The anti-Galaxy: How LAFC is uniting the disenfranchised masses

A team with no coach, two players, and months from its first game is filling a void with thousands in Los Angeles.

LOS ANGELES -- The LA Galaxy has ruled Major League Soccer for much of the past decade, and all that the league has become stems from the club's pursuit of one David Beckham.

It gave the league a presence overseas, made the star-studded Galaxy the American team soccer fans anywhere on earth could name, and brought an element of Hollywood to the drab SoCal terrain of Carson.

Led by American soccer's most revered figure, LA snagged its third, fourth and record fifth MLS Cup titles while expanding its footprint across the region, but give it another year, and the Galaxy might not even be the biggest show in L.A., let alone MLS.

The first explicit salvos were launched last month when a Galaxy billboard was defaced with LAFC graffiti, and an LAFC mural outside the club's downtown offices was altered to “LA Galaxy.”

We're never going to be all things to everybody, but we do believe we can be an authentic L.A. representation of this sport in the heart of the city. And that's our distinction.

- Tom Penn

Los Angeles Football Club, which will debut in 2018 as MLS' 23rd team, fully intends to own the nation's second-largest market, and it’s already backing up that talk with action. There are billions of dollars backing the enterprise, a gorgeous stadium going up right next door to the Coliseum and a combination of perfect locale, appealing urban sensibility, and we-are-family approach to creating believers that could be a game-changer in laid-back L.A.

That's the aim, at least. Club president Tom Penn calls LAFC a “team of the future, a team that is new and next and forward in everything that we're doing,” and what he and his compatriots really seek to do is transform Los Angeles.

“We think that our sport is the one that can be the great unifier in a place like L.A.,” Penn said. “Because of the ethnic diversity, the folks from just all over the world, a common love affair [they share for] the sport. The question then is whether we can do it differently.

“We're never going to be all things to everybody, but we do believe we can be an authentic L.A. representation of this sport in the heart of the city. And that's our distinction.”

In the battle for hearts and minds of the Southland's soccer aficionados, the new kids might have the advantage.

Sing around the campfire

LAFC hasn't hired a coach, has just two players -- neither anything close to a household name -- and has little more than the skeleton of a stadium. But the club already has more than 16,000 season-ticket commitments, has sold out the full allotment of more than 3,000 premium seats, and has attracted more than a dozen supporters groups, with more coming aboard all the time.

There was an existing base to begin with, the fanaticos who followed Chivas USA, but the number of supporters swelled without the use of traditional advertising. The club utilized social media and word of mouth among a community of fans galvanized by an unexpected hands-on experience. The approach, mostly through an immersive “experience,” which includes a virtual tour of the team’s stadium, is less about selling and more about sharing.

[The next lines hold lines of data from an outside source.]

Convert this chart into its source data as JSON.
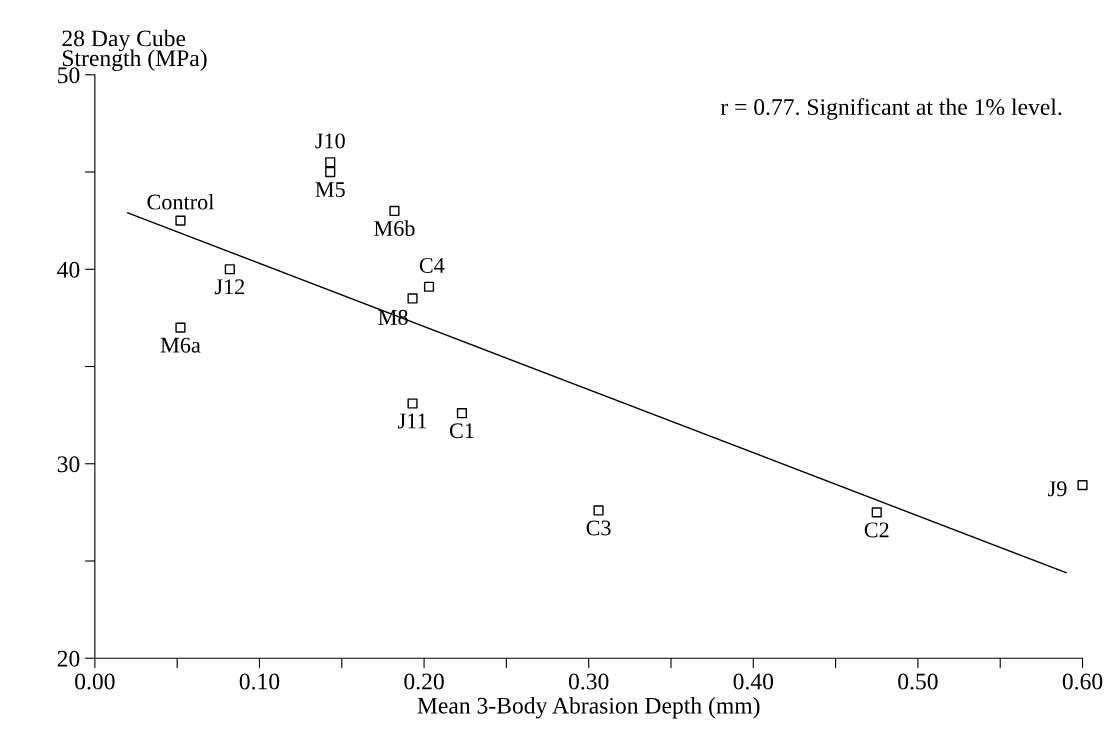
{
  "chart_data": {
    "type": "scatter",
    "xlabel": "Mean 3-Body Abrasion Depth (mm)",
    "ylabel": "28 Day Cube\nStrength (MPa)",
    "series": [
      {
        "color": "#000000",
        "marker": "square",
        "x": [
          0.052,
          0.082,
          0.052,
          0.143,
          0.143,
          0.182,
          0.203,
          0.193,
          0.193,
          0.223,
          0.306,
          0.475,
          0.6
        ],
        "values": [
          42.5,
          40.0,
          37.0,
          45.5,
          45.0,
          43.0,
          39.1,
          38.5,
          33.1,
          32.6,
          27.6,
          27.5,
          28.9
        ]
      },
      {
        "type": "line",
        "color": "#000000",
        "marker": "none",
        "line_style": "solid",
        "x": [
          0.02,
          0.59
        ],
        "values": [
          42.9,
          24.4
        ]
      }
    ],
    "annotations": [
      {
        "text": "Control",
        "x": 0.052,
        "y": 42.5
      },
      {
        "text": "J12",
        "x": 0.082,
        "y": 40.0
      },
      {
        "text": "M6a",
        "x": 0.052,
        "y": 37.0
      },
      {
        "text": "J10",
        "x": 0.143,
        "y": 45.5
      },
      {
        "text": "M5",
        "x": 0.143,
        "y": 45.0
      },
      {
        "text": "M6b",
        "x": 0.182,
        "y": 43.0
      },
      {
        "text": "C4",
        "x": 0.203,
        "y": 39.1
      },
      {
        "text": "M8",
        "x": 0.193,
        "y": 38.5
      },
      {
        "text": "J11",
        "x": 0.193,
        "y": 33.1
      },
      {
        "text": "C1",
        "x": 0.223,
        "y": 32.6
      },
      {
        "text": "C3",
        "x": 0.306,
        "y": 27.6
      },
      {
        "text": "C2",
        "x": 0.475,
        "y": 27.5
      },
      {
        "text": "J9",
        "x": 0.6,
        "y": 28.9
      },
      "r = 0.77. Significant at the 1% level."
    ],
    "xlim": [
      0,
      0.6
    ],
    "ylim": [
      20,
      50
    ],
    "xticks": [
      {
        "value": 0.0,
        "label": "0.00"
      },
      {
        "value": 0.05,
        "label": null
      },
      {
        "value": 0.1,
        "label": "0.10"
      },
      {
        "value": 0.15,
        "label": null
      },
      {
        "value": 0.2,
        "label": "0.20"
      },
      {
        "value": 0.25,
        "label": null
      },
      {
        "value": 0.3,
        "label": "0.30"
      },
      {
        "value": 0.35,
        "label": null
      },
      {
        "value": 0.4,
        "label": "0.40"
      },
      {
        "value": 0.45,
        "label": null
      },
      {
        "value": 0.5,
        "label": "0.50"
      },
      {
        "value": 0.55,
        "label": null
      },
      {
        "value": 0.6,
        "label": "0.60"
      }
    ],
    "yticks": [
      20,
      {
        "value": 25,
        "label": null
      },
      30,
      {
        "value": 35,
        "label": null
      },
      40,
      {
        "value": 45,
        "label": null
      },
      50
    ],
    "grid": false,
    "legend": false
  }
}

“We don't feel like we're marketing at any people or targeting any specific thing,” Penn said. “We're more about just authentically representing our brand and delivering in our promise. And then we're very community-focused, in trying to create the local campfire that everyone wants to come gather around and arm-in-arm sing songs around. Sounds a little hokey, but it's true.”

I was convinced right off the bat. This was something special that's going to happen in L.A., and I knew I wanted to be part of it.

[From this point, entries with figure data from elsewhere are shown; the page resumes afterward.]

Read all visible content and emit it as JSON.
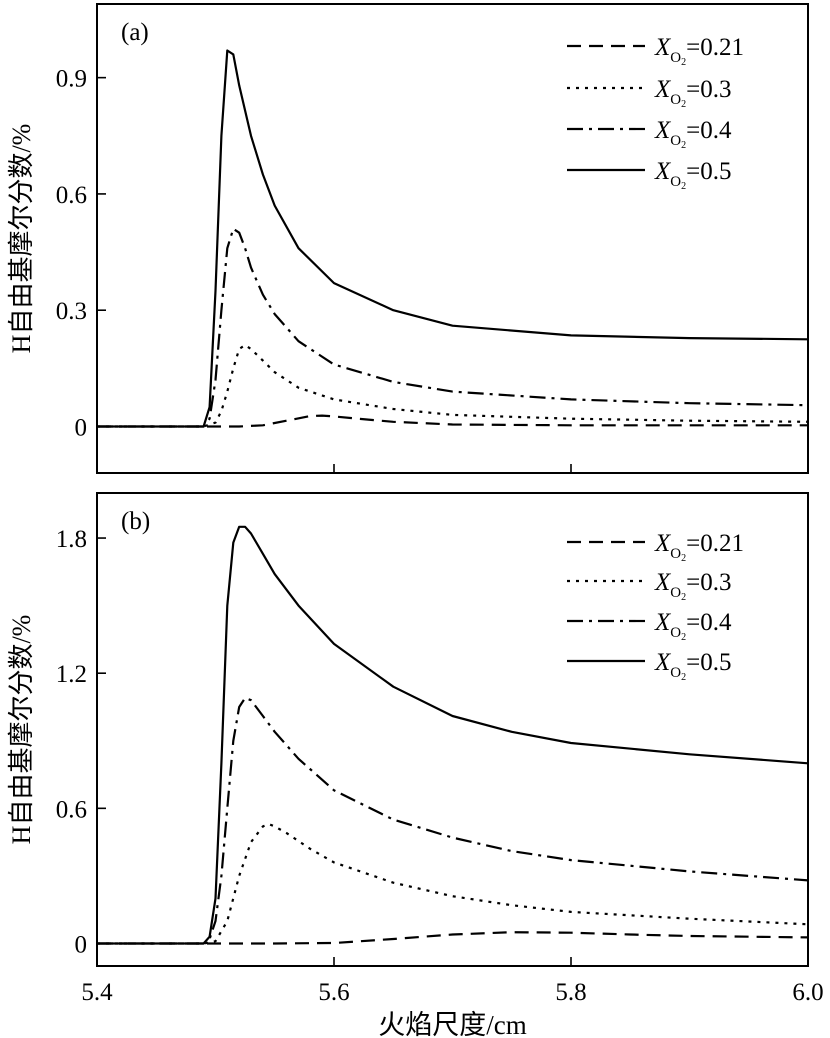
{
  "chart_data": [
    {
      "type": "line",
      "panel_label": "(a)",
      "ylabel": "H自由基摩尔分数/%",
      "xlabel": "",
      "xlim": [
        5.4,
        6.0
      ],
      "ylim": [
        -0.12,
        1.09
      ],
      "x_ticks": [
        "5.4",
        "5.6",
        "5.8",
        "6.0"
      ],
      "x_tick_values": [
        5.4,
        5.6,
        5.8,
        6.0
      ],
      "y_ticks": [
        "0",
        "0.3",
        "0.6",
        "0.9"
      ],
      "y_tick_values": [
        0,
        0.3,
        0.6,
        0.9
      ],
      "legend_position": "top-right",
      "series": [
        {
          "label_var": "X",
          "label_sub": "O",
          "label_subsub": "2",
          "label_val": "=0.21",
          "line_style": "dashed",
          "x": [
            5.4,
            5.49,
            5.5,
            5.52,
            5.54,
            5.56,
            5.58,
            5.59,
            5.6,
            5.62,
            5.65,
            5.7,
            5.8,
            5.9,
            6.0
          ],
          "y": [
            0,
            0,
            0,
            0,
            0.003,
            0.015,
            0.027,
            0.028,
            0.026,
            0.02,
            0.012,
            0.005,
            0.003,
            0.003,
            0.003
          ]
        },
        {
          "label_var": "X",
          "label_sub": "O",
          "label_subsub": "2",
          "label_val": "=0.3",
          "line_style": "dotted",
          "x": [
            5.4,
            5.49,
            5.5,
            5.505,
            5.51,
            5.515,
            5.52,
            5.525,
            5.53,
            5.54,
            5.55,
            5.57,
            5.6,
            5.65,
            5.7,
            5.8,
            5.9,
            6.0
          ],
          "y": [
            0,
            0,
            0.01,
            0.04,
            0.09,
            0.15,
            0.2,
            0.21,
            0.2,
            0.17,
            0.14,
            0.1,
            0.07,
            0.045,
            0.03,
            0.02,
            0.015,
            0.012
          ]
        },
        {
          "label_var": "X",
          "label_sub": "O",
          "label_subsub": "2",
          "label_val": "=0.4",
          "line_style": "dashdot",
          "x": [
            5.4,
            5.49,
            5.495,
            5.5,
            5.505,
            5.51,
            5.515,
            5.52,
            5.525,
            5.53,
            5.54,
            5.55,
            5.57,
            5.6,
            5.65,
            5.7,
            5.8,
            5.9,
            6.0
          ],
          "y": [
            0,
            0,
            0.02,
            0.12,
            0.3,
            0.46,
            0.51,
            0.5,
            0.46,
            0.41,
            0.34,
            0.29,
            0.22,
            0.16,
            0.115,
            0.09,
            0.07,
            0.06,
            0.055
          ]
        },
        {
          "label_var": "X",
          "label_sub": "O",
          "label_subsub": "2",
          "label_val": "=0.5",
          "line_style": "solid",
          "x": [
            5.4,
            5.49,
            5.495,
            5.5,
            5.505,
            5.51,
            5.515,
            5.52,
            5.53,
            5.54,
            5.55,
            5.57,
            5.6,
            5.65,
            5.7,
            5.8,
            5.9,
            6.0
          ],
          "y": [
            0,
            0,
            0.05,
            0.35,
            0.75,
            0.97,
            0.96,
            0.88,
            0.75,
            0.65,
            0.57,
            0.46,
            0.37,
            0.3,
            0.26,
            0.235,
            0.228,
            0.225
          ]
        }
      ]
    },
    {
      "type": "line",
      "panel_label": "(b)",
      "ylabel": "H自由基摩尔分数/%",
      "xlabel": "火焰尺度/cm",
      "xlim": [
        5.4,
        6.0
      ],
      "ylim": [
        -0.1,
        2.0
      ],
      "x_ticks": [
        "5.4",
        "5.6",
        "5.8",
        "6.0"
      ],
      "x_tick_values": [
        5.4,
        5.6,
        5.8,
        6.0
      ],
      "y_ticks": [
        "0",
        "0.6",
        "1.2",
        "1.8"
      ],
      "y_tick_values": [
        0,
        0.6,
        1.2,
        1.8
      ],
      "legend_position": "top-right",
      "series": [
        {
          "label_var": "X",
          "label_sub": "O",
          "label_subsub": "2",
          "label_val": "=0.21",
          "line_style": "dashed",
          "x": [
            5.4,
            5.49,
            5.5,
            5.55,
            5.6,
            5.65,
            5.7,
            5.75,
            5.8,
            5.85,
            5.9,
            6.0
          ],
          "y": [
            0,
            0,
            0,
            0,
            0.002,
            0.02,
            0.04,
            0.05,
            0.048,
            0.04,
            0.033,
            0.027
          ]
        },
        {
          "label_var": "X",
          "label_sub": "O",
          "label_subsub": "2",
          "label_val": "=0.3",
          "line_style": "dotted",
          "x": [
            5.4,
            5.49,
            5.5,
            5.51,
            5.52,
            5.53,
            5.54,
            5.545,
            5.55,
            5.56,
            5.58,
            5.6,
            5.65,
            5.7,
            5.75,
            5.8,
            5.9,
            6.0
          ],
          "y": [
            0,
            0,
            0.01,
            0.1,
            0.3,
            0.45,
            0.52,
            0.53,
            0.52,
            0.49,
            0.42,
            0.36,
            0.27,
            0.21,
            0.17,
            0.14,
            0.11,
            0.085
          ]
        },
        {
          "label_var": "X",
          "label_sub": "O",
          "label_subsub": "2",
          "label_val": "=0.4",
          "line_style": "dashdot",
          "x": [
            5.4,
            5.49,
            5.495,
            5.5,
            5.505,
            5.51,
            5.515,
            5.52,
            5.525,
            5.53,
            5.54,
            5.55,
            5.57,
            5.6,
            5.65,
            5.7,
            5.75,
            5.8,
            5.9,
            6.0
          ],
          "y": [
            0,
            0,
            0.02,
            0.1,
            0.3,
            0.6,
            0.9,
            1.05,
            1.09,
            1.08,
            1.01,
            0.94,
            0.82,
            0.68,
            0.55,
            0.47,
            0.41,
            0.37,
            0.32,
            0.28
          ]
        },
        {
          "label_var": "X",
          "label_sub": "O",
          "label_subsub": "2",
          "label_val": "=0.5",
          "line_style": "solid",
          "x": [
            5.4,
            5.49,
            5.495,
            5.5,
            5.505,
            5.51,
            5.515,
            5.52,
            5.525,
            5.53,
            5.54,
            5.55,
            5.57,
            5.6,
            5.65,
            5.7,
            5.75,
            5.8,
            5.9,
            6.0
          ],
          "y": [
            0,
            0,
            0.03,
            0.2,
            0.8,
            1.5,
            1.78,
            1.85,
            1.85,
            1.82,
            1.73,
            1.64,
            1.5,
            1.33,
            1.14,
            1.01,
            0.94,
            0.89,
            0.84,
            0.8
          ]
        }
      ]
    }
  ]
}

- Sal Reyes, Lucky Boys supporters’ group

LAFC fans are made to feel like they are part of the family. That’s a common refrain these days, but fans say it is really so. The supporters groups meet regularly with club brass and had a say in the club's colors, black and gold, and in the design of the supporters' north end in the $350 million, 22,000-seat Banc of California Stadium.

Sal Reyes, a leader of the Pasadena-based Lucky Boys, one of the club's six original supporters groups, couldn't believe at first what he was hearing.

“I was just invited to listen to their presentation, and I was really skeptical,” he said. “I was kind of like, 'Is this really true? Are you kidding me?' I was really impressed with the vision that they had. They asked us for our opinion, and that was the biggest thing, is they stayed in touch with those of us who had been around in the soccer world for awhile. They were reaching out and really making us feel welcome.

“I was convinced right off the bat. This was something special that's going to happen in L.A., and I knew I wanted to be part of it.”

The approach is ubiquitous. What would be called the marketing department is dubbed the “brand and community” department. Rich Orosco, executive vice president of brand and community, says the goal is to create a community as passionate as those that follow, say, the Chicago Cubs, Boston Red Sox, Green Bay Packers, Borussia Dortmund. That’s a high bar, but it’s a window into the club’s ambitious approach.

“Nobody can question the power of their communities. Through thick and thin,” he said. “That's been our commitment from day one, and it's not the easiest way to do things, because it takes a lot of one-on-one conversation, but it's what we're committed to, and it's what we know will last.”